Der Referent, der auch die historischen Ursprünge der Friedensbewegung bis in die unmittelbare Gegenwart hinein kurz nachzeichnete, sieht in der Friedensethik das moralische Gut, den Schutz der Menschenwürde, während die Friedenspolitik das Ziel verfolge, dieses Gut zu erreichen. „Wenn ich die Menschenwürde schützen möchte, kann ich für Gewaltfreiheit plädieren. Im Verteidigungsfall kann es aber auch legitim sein, für Waffenlieferungen einzutreten.“ Das gelte für die Ukraine wie für den Israel-Palästina-Konflikt. Es sei ein Unterschied, ob man Frieden als Abwesenheit von Krieg definiere oder als gerechten Frieden auf der Basis des ursprünglichen Zustandes, wie Selenskyj es sehe. „Der Stimme der Leidtragenden ist absolute Priorität einzuräumen“, so Ludwig, der für ein halbes Jahr einen Menschen aus der Ukraine aufgenommen hatte. „Es gibt keinen Frieden über die Köpfe der Ukrainer hinweg.“ Für die vielfältigen Konflikte in der Welt gebe es keine Patenrezepte, sagte der Autor. Man könne keine Antworten geben bevor Fragen gestellt seien.

Die anschließende Diskussion mit vielen Fragen und Denkanregungen zeigte die unterschiedlichen Positionen der Anwesenden auf. So sagte ein Teilnehmer, für ihn sei es wichtiger, sein Anliegen positiv zu formulieren um die Politiker an ihre Aufgabe zu erinnern, als sich abzugrenzen. Ein anderer erklärte, der Ukraine-Krieg habe ihn zum Umdenken gebracht: „Ich bin von einer Taube zum Falken geworden.“ Ein Kriegsdienstverweigerer machte deutlich: „Ich erwarte von niemandem, dass er mich verteidigt.“ Angesprochen wurden zudem eine notwendige spirituelle Verortung und eine Brückenbauer-Funktion der Kirchen: „Auch der Feind hat eine Würde.“

Ludwig, der sein Buch als Orientierungshilfe verstanden wissen will, den eigenen Standpunkt zu finden, erklärte am Schluss, nicht das „Was“ der Friedensbewegung stehe in Frage, sondern das „Wie“: „Wie schaffen wir es, unsere Position wirkungsvoll in die Debatte einzubringen?“ Möglichkeiten hierzu sieht der Autor in Strategien wie einer Politik der kleinen, aber effektiven Schritte und klarer Adressaten für friedenspolitische Forderungen.

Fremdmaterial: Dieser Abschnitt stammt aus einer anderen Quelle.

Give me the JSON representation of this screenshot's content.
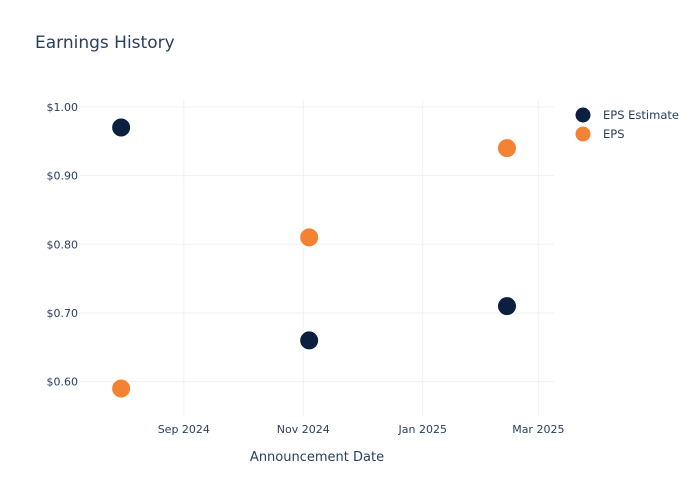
{
  "chart_data": {
    "type": "scatter",
    "title": "Earnings History",
    "xlabel": "Announcement Date",
    "ylabel": "",
    "x_ticks": [
      {
        "date": "2024-09-01",
        "label": "Sep 2024"
      },
      {
        "date": "2024-11-01",
        "label": "Nov 2024"
      },
      {
        "date": "2025-01-01",
        "label": "Jan 2025"
      },
      {
        "date": "2025-03-01",
        "label": "Mar 2025"
      }
    ],
    "y_ticks": [
      {
        "value": 0.6,
        "label": "$0.60"
      },
      {
        "value": 0.7,
        "label": "$0.70"
      },
      {
        "value": 0.8,
        "label": "$0.80"
      },
      {
        "value": 0.9,
        "label": "$0.90"
      },
      {
        "value": 1.0,
        "label": "$1.00"
      }
    ],
    "xlim": [
      "2024-07-10",
      "2025-03-09"
    ],
    "ylim": [
      0.55,
      1.01
    ],
    "grid": true,
    "legend_position": "top-right",
    "series": [
      {
        "name": "EPS Estimate",
        "color": "#0b1f3f",
        "points": [
          {
            "x": "2024-07-31",
            "y": 0.97
          },
          {
            "x": "2024-11-04",
            "y": 0.66
          },
          {
            "x": "2025-02-13",
            "y": 0.71
          }
        ]
      },
      {
        "name": "EPS",
        "color": "#f58232",
        "points": [
          {
            "x": "2024-07-31",
            "y": 0.59
          },
          {
            "x": "2024-11-04",
            "y": 0.81
          },
          {
            "x": "2025-02-13",
            "y": 0.94
          }
        ]
      }
    ]
  }
}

Eingeladen zur Buchvorstellung hatten Pax Christi Rhein Main und der Arbeitskreis Frieden im Evangelischen Kirchenkreis an Lahn und Dill. Durch den Abend führte Pfarrer Christian Enke, Geistlicher Beirat im Vorstand von Pax Christi Rhein Main.

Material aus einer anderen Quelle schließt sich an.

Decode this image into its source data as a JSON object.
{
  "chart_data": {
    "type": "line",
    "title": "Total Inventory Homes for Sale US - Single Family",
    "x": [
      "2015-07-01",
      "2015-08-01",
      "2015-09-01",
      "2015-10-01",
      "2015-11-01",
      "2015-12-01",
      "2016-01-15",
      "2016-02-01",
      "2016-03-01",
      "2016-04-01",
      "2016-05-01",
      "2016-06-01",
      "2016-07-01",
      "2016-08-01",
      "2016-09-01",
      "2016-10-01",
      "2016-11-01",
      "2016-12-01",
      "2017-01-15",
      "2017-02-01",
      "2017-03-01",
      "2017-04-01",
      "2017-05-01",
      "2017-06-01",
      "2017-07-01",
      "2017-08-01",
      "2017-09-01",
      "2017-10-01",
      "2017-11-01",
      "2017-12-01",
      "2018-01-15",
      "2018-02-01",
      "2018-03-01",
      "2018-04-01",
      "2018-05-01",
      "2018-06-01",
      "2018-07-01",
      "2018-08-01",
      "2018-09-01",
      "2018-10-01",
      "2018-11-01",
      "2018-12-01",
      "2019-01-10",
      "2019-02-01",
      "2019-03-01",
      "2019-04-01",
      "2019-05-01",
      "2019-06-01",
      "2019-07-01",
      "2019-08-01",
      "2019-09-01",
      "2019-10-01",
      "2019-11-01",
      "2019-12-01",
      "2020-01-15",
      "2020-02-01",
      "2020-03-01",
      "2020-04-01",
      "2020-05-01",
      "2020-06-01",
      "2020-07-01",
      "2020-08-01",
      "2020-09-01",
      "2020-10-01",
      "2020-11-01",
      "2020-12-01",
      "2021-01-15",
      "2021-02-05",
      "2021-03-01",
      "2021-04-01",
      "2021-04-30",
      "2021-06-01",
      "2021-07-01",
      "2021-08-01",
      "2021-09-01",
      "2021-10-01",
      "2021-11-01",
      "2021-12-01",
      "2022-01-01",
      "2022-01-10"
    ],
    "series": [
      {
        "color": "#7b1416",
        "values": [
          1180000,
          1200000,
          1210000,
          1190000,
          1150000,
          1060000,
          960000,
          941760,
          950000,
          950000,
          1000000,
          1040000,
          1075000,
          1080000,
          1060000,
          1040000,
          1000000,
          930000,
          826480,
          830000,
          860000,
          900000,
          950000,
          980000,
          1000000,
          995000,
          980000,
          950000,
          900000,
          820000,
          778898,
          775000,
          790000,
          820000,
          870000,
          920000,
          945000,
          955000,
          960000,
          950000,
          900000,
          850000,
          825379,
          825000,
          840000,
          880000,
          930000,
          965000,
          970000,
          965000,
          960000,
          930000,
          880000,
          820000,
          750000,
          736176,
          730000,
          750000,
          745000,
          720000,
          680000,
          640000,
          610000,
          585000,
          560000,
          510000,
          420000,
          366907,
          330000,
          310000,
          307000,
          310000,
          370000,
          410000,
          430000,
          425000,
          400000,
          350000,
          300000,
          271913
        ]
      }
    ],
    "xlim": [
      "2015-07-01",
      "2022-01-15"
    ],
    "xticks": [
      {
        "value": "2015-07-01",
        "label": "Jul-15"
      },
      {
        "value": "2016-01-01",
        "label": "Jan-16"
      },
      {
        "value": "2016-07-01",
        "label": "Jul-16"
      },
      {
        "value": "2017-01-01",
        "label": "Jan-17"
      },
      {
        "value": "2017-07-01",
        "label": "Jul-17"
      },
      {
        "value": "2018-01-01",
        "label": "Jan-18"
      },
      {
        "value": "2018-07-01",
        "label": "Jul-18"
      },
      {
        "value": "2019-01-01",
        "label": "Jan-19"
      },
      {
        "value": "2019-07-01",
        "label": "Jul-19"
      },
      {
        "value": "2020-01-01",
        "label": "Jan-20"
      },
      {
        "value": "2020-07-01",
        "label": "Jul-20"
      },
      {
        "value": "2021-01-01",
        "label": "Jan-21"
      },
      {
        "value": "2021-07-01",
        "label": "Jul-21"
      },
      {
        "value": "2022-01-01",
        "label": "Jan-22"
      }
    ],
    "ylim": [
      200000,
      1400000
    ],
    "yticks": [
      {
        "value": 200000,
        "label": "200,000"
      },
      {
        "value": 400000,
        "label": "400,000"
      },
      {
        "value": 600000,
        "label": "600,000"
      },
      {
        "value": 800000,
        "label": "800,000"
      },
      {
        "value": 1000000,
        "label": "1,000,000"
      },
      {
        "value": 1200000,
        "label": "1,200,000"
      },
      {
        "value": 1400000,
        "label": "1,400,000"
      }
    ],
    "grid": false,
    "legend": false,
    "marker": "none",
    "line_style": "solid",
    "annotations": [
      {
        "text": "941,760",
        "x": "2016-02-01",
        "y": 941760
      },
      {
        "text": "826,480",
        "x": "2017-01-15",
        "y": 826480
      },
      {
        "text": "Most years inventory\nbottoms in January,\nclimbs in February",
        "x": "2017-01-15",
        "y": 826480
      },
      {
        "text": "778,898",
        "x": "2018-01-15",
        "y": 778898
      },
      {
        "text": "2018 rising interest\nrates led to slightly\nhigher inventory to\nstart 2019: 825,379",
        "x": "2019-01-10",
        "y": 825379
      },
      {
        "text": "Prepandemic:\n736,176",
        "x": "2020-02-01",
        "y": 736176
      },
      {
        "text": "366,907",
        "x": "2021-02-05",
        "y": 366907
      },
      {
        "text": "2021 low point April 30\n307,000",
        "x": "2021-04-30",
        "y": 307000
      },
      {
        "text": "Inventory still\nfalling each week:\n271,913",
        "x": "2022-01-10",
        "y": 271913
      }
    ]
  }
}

Das Buch „Abschied vom Pazifismus? Wie sich die Friedensbewegung neu erfinden kann“ von Johannes Ludwig ist 2024 im Herder-Verlag erschienen und hat 208 Seiten. Es kostet 24 Euro und ist auch als E-Book erhältlich.
ISBN: 978-3-451-39749-3

 

Hintergrund Dr. Johannes Ludwig

Johannes Ludwig ist seit 2022 Referent für globale Vernetzung und Solidarität im Bistum Limburg. Er hat Internationale Beziehungen studiert, Internationale Sicherheitspolitik, International Political Economy sowie katholische Theologie in Dresden, Boston, Paris und London. Seine Promotion erlangte er für eine Arbeit zur Menschenrechtspolitik des Heiligen Stuhls.

 

bkl

 

Bild 1: Johannes Ludwig stellte im Wetzlarer Gertrudishaus die Positionen seines Buches „Abschied vom Pazifismus?“ dar.

Bild 2: Dr. Johannes Ludwig (2.v.l.) ist vom Arbeitskreis Frieden im Evangelischen Kirchenkreis an Lahn und Dill (Ernst von der Recke, l.) sowie von Pax Christi Rhein Main (Christian Enke und Peter Hofacker, 1. u.2.v.r.) zu einem Gesprächsabend über eine Neuausrichtung der Friedensbewegung eingeladen worden.

Bild 3: „Abschied vom Pazifismus“ lautet der Titel des Buches von Dr. Johannes Ludwig, das er beim Gesprächsabend vorstellte.